There was a taste of blood in his mouth. Metallic. Faint. Cassian stirred, eyelids twitching beneath the blindfold. His neck ached — tilted back too far — and his shoulders throbbed from being pulled tight behind the leather of the chair.
Voices.
Female. Nearby.
“I can’t believe you did this, Ashley.” “You kidnapped the wrong person.”
Cassian didn’t move, not yet.
“I didn’t know! He was alone, in the car. Black suit, clean cut—he looked like the guy!” Ashley’s voice cracked with guilt. She sounded young. Untrained. Frantic.
“Clean cut?” the other woman repeated flatly. “Ashley… he’s in a white silk shirt. No jacket. No weapons. No trace of the mark on his wrist. Did you even check?”
“I—I panicked, okay?! The window was down. He was just sitting there. I thought—”
“You thought?” The woman’s voice cut like glass. “You were supposed to mark the target, not grab the first rich man under thirty with good hair.”
Ashley sputtered something unintelligible.
“And you only gave him a blindfold?”
“He didn’t scream!”
“That’s not the point! A gag would’ve been smarter, Ashley. Oh my god—”
Then came the sudden scrape of boots against the floor. Someone stepped close — Ashley, he guessed — and yanked the blindfold off.
Light hit him like a blade. He squinted, eyes watering, blinking rapidly to take in the room. Stark concrete walls. A workbench with mismatched tools. Harsh lighting from a single, buzzing fluorescent bar above. A warehouse? No — smaller. Maybe a storage room.
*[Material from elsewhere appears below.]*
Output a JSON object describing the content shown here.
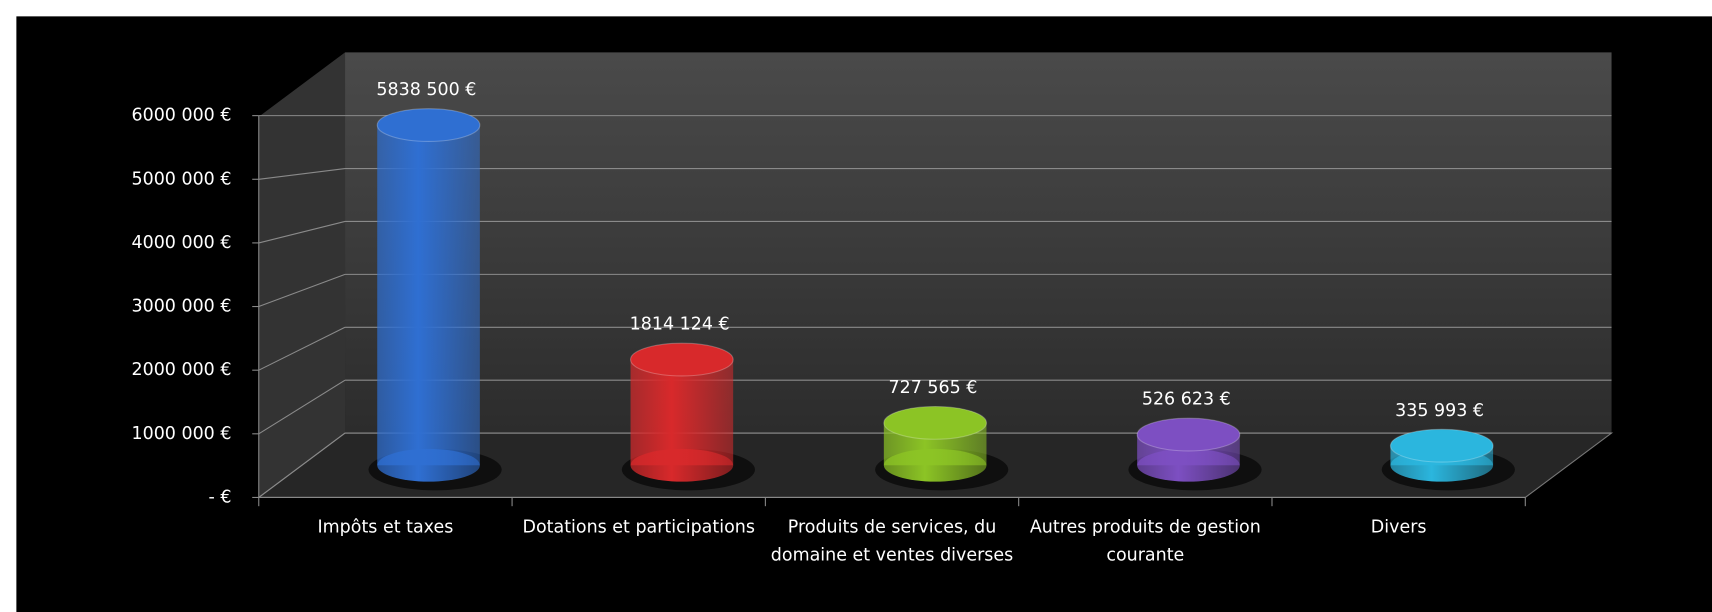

Then came the next surprise.
Ashley — a small woman, late teens or early twenties, clearly overwhelmed — hovered nearby, wringing her hands. Her light hair was tied back, her jacket slightly too large on her. She looked like she wanted to disappear.
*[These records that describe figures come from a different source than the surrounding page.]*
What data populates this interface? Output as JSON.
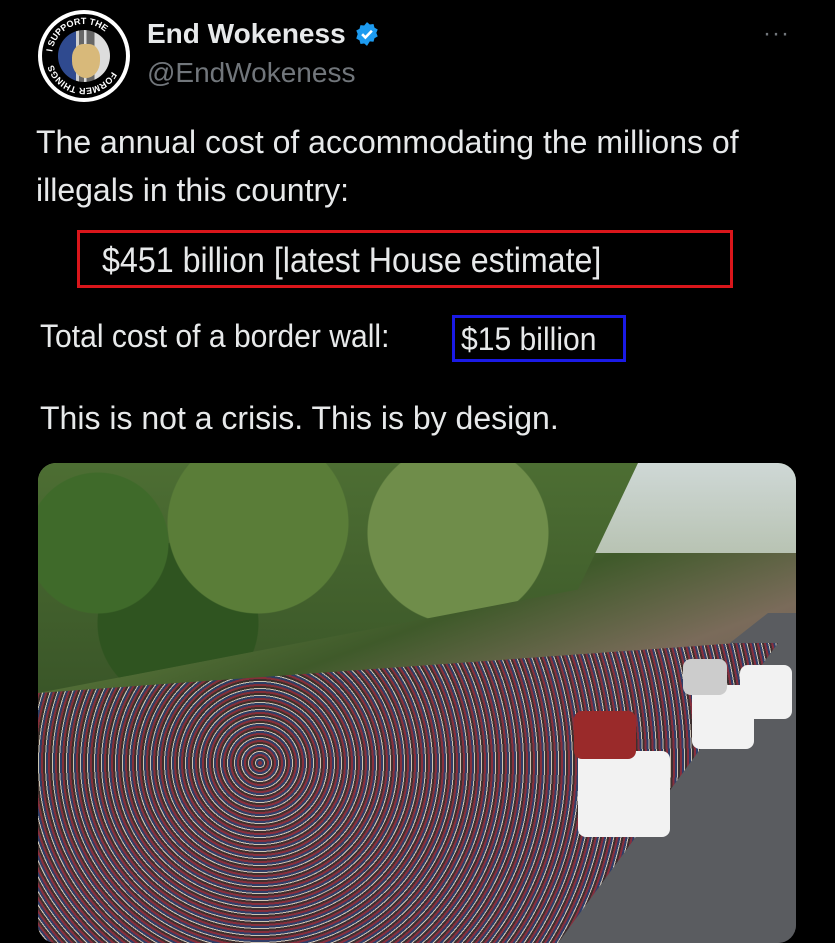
{
  "author": {
    "name": "End Wokeness",
    "handle": "@EndWokeness",
    "verified": true,
    "avatar_text": "I SUPPORT THE FORMER THINGS"
  },
  "menu": {
    "more_label": "···",
    "icon": "more-icon"
  },
  "tweet": {
    "line1": "The annual cost of accommodating the millions of illegals in this country:",
    "highlight_red": "$451 billion [latest House estimate]",
    "wall_label": "Total cost of a border wall:",
    "highlight_blue": "$15 billion",
    "closing": "This is not a crisis. This is by design."
  },
  "colors": {
    "red_box": "#d9161b",
    "blue_box": "#1a1ae6",
    "verified": "#1d9bf0",
    "handle": "#71767b"
  }
}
But next to her stood someone else entirely.
A woman in full black, form-fitted tactical wear — straps, segmented armor, the hilt of a katana resting at her hip. Her dark hair was pulled into a sleek ponytail, her face half-covered by a patterned black mask.
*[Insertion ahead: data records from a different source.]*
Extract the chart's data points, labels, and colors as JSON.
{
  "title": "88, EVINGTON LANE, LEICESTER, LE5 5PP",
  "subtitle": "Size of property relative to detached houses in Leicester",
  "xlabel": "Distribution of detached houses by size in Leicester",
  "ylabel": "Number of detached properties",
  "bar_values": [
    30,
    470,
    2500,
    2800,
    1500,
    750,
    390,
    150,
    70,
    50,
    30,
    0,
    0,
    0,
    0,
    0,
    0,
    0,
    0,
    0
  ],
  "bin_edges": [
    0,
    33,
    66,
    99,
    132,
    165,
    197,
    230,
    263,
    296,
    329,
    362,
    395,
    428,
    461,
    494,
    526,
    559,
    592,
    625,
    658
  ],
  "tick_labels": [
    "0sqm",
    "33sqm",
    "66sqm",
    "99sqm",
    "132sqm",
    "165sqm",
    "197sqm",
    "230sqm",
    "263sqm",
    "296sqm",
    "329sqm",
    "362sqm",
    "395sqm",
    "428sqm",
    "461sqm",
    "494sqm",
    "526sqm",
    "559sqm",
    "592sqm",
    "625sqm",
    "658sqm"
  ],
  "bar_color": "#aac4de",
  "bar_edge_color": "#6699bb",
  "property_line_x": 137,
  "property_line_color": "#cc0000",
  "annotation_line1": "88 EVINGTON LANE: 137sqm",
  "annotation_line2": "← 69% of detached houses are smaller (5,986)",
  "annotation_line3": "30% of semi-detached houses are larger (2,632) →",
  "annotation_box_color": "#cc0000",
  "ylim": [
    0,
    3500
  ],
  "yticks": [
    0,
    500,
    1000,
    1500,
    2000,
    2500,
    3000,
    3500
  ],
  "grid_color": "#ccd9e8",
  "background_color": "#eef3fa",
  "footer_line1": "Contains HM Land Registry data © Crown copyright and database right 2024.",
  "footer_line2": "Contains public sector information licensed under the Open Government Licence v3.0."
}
Then, without a word, Ashley panicked and shoved the blindfold into his mouth.
He jerked back slightly, surprised.
“Ashley!” the other woman snapped.
Ashley froze. “I—I thought you wanted him gagged—”
Cassian made a low sound through his nose — not frustration, not pain. Just acknowledgment. He was listening. Processing.
The masked woman turned her gaze to him again.
“Who the hell is he?” she asked under her breath, barely audible.
Ashley flinched. “I—I don’t know. He was driving the same model. I thought it was—” The woman exhaled slowly and stepped closer to Cassian. Her voice dropped into something softer, but no less sharp.
“Let me make something very clear. I don’t know who you are yet. But if you scream, if you bite when I pull that cloth out of your mouth, I won’t hesitate to break your jaw. Understood?”
Cassian held her gaze. Then, ever so faintly, he smiled around the gag. The gall of it sent a flicker of something down her spine.
Confidence? No.
Control.
He nodded once.
She reached out, slowly, and pulled the cloth from his mouth. It was wet with saliva. He didn’t speak at first — just rolled his jaw, stretched it, and said in a calm, level tone:
“…You’ve made a very expensive mistake.”
Ashley’s breath hitched audibly.
The woman in black narrowed her eyes.
"Who are you?”
Cassian licked his lips, blood drying on the corner of one. “Cassian Moretti.”
Ashley blinked. “That—does that mean something?”
The katana-wielding woman froze.
Then her shoulders straightened.
Her voice, this time, was flat. No panic. Just realization:
“It means we kidnapped the prince of the Moretti mafia.”
Cassian smiled again. Not cruel — but precise.
“And your lives just got very, very complicated.”